Dopo le polemiche al curaro seguite ai nubifragi di fine agosto la Regione Veneto ha deciso di prendere di petto il problema dell'allagamento delal Superstrada pedemontana veneta lungo l'asse Malo-Breganze dando vita ad un tavolo di discussione col consorzio di Bonifica Alta pianura veneta. La novità è emersa ieri grazie ad una breve nota diffusa dalla Struttura di prgetto per la Superstrada pedemontana veneta, ossia della struttura tecnico-amministrativa (diretta dall'ingegnere Elisabella Pellegrini) che a palazzo Balbi si occupa dell'alta sorveglianza sul progetto della superstrada, nota come Spv, che dovrà connettere Montecchio Maggiore nel Vicentino a Spresiano nel Trevigiano.
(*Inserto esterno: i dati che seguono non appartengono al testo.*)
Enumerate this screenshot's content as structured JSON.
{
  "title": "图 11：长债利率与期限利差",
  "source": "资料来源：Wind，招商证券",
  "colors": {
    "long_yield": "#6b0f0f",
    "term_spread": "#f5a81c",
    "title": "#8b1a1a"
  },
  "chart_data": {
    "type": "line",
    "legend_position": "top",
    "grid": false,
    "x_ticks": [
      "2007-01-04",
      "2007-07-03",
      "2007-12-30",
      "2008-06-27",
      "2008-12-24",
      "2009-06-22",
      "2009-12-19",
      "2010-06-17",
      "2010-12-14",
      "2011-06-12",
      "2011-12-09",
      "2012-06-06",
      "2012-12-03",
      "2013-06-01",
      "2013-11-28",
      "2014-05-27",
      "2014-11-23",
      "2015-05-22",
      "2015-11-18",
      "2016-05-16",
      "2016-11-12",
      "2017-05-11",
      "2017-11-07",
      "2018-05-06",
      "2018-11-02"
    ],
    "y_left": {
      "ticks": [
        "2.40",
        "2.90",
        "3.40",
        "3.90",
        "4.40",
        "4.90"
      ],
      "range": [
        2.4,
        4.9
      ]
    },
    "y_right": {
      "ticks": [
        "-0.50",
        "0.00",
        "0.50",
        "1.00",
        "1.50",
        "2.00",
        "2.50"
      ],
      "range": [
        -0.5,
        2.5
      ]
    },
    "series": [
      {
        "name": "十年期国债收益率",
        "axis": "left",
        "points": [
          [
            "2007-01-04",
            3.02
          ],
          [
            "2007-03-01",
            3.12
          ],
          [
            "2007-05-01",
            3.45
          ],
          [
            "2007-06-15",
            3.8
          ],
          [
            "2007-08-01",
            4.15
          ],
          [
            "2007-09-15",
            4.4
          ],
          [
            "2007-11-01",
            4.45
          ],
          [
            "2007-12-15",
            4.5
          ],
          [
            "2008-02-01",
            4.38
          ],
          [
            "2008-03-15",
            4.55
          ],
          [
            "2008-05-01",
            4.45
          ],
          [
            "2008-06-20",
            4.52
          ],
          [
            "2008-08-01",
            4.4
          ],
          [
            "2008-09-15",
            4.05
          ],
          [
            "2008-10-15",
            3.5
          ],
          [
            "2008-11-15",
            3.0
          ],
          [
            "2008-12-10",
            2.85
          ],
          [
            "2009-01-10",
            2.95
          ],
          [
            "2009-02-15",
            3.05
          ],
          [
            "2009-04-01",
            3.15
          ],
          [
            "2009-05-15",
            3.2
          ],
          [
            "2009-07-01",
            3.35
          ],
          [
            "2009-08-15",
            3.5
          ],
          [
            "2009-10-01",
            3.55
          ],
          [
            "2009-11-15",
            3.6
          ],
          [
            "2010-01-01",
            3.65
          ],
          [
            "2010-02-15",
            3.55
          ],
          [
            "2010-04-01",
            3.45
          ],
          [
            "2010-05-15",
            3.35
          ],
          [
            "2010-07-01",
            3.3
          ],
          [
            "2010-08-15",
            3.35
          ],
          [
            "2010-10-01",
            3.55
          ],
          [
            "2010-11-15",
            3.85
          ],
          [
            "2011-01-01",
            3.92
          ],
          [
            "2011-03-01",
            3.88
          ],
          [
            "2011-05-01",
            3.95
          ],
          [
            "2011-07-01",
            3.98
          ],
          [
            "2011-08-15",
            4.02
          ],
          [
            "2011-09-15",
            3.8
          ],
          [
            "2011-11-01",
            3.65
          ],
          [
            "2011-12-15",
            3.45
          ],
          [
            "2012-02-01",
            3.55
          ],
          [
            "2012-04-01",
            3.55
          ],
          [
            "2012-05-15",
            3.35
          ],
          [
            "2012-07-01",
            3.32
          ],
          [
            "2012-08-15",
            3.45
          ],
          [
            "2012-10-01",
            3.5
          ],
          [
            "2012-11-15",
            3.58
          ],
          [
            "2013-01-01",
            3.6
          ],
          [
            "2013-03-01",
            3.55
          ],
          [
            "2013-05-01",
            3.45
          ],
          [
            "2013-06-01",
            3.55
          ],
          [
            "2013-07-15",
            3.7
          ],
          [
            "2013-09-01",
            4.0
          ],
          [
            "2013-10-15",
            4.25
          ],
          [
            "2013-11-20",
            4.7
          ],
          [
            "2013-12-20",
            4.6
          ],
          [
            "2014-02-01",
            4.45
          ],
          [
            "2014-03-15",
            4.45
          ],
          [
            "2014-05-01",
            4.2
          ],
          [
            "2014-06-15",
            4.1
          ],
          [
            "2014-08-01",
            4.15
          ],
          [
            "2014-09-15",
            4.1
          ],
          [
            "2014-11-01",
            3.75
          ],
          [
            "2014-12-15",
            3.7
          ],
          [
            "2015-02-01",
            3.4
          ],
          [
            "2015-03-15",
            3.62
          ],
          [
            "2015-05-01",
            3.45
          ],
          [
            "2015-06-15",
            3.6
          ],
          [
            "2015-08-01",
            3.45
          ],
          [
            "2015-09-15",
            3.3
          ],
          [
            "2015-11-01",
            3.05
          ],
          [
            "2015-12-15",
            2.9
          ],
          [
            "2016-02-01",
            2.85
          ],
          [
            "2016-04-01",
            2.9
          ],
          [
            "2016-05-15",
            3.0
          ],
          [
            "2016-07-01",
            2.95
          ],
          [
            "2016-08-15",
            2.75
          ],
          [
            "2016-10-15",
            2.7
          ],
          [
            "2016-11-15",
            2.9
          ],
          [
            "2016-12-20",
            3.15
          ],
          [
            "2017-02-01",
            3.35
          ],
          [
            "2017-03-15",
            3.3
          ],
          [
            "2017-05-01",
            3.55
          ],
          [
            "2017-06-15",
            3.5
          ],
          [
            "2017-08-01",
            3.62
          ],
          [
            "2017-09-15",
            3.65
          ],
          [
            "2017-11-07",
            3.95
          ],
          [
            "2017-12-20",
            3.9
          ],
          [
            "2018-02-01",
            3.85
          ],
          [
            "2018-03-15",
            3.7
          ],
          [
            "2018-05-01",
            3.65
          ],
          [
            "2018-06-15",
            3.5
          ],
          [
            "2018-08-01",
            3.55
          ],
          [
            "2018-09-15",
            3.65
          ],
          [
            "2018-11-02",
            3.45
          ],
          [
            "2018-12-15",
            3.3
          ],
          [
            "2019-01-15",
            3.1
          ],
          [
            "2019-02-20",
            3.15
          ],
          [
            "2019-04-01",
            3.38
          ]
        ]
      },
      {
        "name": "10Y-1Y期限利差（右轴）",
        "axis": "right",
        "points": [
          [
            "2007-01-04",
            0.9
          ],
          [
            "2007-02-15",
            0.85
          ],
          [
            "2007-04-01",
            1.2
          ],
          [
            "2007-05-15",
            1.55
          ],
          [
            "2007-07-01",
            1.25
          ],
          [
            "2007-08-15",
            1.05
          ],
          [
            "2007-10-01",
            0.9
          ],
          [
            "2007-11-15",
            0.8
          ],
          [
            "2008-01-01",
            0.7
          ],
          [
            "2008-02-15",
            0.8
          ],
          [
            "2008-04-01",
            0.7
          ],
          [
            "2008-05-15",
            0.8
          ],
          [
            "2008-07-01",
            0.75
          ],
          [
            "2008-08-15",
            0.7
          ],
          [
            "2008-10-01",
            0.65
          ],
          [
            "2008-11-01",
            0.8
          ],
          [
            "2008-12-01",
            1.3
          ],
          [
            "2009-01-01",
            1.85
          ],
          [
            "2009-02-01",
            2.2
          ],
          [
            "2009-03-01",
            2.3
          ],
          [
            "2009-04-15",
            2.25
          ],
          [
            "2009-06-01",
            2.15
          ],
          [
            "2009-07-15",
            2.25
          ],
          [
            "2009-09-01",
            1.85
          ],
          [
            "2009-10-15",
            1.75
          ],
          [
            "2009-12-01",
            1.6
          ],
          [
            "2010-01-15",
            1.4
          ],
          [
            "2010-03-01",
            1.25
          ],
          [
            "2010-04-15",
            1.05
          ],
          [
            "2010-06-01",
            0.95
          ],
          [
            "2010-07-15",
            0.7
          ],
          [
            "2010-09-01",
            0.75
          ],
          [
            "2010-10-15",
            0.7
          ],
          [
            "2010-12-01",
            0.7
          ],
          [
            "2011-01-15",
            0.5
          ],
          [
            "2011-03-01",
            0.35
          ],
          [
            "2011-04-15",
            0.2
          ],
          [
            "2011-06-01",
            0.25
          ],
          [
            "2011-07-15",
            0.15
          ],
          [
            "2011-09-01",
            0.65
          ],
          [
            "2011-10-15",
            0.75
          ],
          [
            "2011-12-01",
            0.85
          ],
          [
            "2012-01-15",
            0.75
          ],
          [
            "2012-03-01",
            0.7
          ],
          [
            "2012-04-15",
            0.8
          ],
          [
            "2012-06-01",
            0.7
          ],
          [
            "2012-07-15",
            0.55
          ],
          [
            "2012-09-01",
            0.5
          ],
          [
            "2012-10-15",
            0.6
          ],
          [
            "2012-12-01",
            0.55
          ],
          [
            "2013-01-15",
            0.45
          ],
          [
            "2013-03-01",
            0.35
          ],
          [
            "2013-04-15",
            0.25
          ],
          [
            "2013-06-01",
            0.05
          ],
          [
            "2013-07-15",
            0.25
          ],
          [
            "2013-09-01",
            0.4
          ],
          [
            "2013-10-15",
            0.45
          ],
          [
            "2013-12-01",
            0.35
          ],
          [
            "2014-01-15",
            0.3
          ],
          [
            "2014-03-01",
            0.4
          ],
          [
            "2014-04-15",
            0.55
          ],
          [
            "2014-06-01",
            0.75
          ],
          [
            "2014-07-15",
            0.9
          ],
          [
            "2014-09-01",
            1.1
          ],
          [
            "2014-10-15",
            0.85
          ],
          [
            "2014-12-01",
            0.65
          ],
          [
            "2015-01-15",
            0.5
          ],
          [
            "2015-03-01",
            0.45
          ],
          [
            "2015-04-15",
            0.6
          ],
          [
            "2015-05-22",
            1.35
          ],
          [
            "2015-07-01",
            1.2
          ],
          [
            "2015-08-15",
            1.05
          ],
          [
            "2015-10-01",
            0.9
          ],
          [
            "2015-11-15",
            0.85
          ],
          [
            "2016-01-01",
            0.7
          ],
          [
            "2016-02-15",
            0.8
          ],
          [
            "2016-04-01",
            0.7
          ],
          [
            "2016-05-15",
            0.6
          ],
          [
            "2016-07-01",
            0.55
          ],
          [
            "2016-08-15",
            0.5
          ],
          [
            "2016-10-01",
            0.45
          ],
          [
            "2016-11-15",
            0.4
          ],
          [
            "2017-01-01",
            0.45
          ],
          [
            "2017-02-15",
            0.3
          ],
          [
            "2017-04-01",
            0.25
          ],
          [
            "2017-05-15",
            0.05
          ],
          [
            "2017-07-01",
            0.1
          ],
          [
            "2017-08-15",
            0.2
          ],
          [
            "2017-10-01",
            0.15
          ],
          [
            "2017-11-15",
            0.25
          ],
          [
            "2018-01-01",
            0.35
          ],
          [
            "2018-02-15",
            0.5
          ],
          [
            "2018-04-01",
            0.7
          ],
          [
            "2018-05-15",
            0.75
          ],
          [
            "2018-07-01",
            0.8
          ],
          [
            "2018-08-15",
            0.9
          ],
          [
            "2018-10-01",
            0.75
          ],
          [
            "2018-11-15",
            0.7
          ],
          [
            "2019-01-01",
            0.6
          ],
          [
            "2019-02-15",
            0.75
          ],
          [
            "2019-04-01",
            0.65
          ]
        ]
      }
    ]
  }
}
Dalla nota della Pellegrini si apprende che già da ieri Consorzio, Struttura e concessionario per la realizzazione dell'opera (i primi due sono emanazione della Regione, il secondo è un privato ossia il consorzio iberico-piemontese Sis) si sono incontrati per cominciare a ragionare sul problema. Si parla infatti di opere di mitigazione che dovrebbero contenere eventuali fenomeni piovosi eccezionali come quelli che si sono abbattuti sul Veneto a fine agosto. Rimane ora da capire a chi saranno addebitate le spese giacché da tempo i comitati sostengono che queste sono da ascrivere al concessionario che meglio avrebbe dovuto comprendere le fragilità «di un territorio già provato» sul piano del consumo del suolo nel quale si inserisce ora un'opera «monstre» ancora da completare peraltro.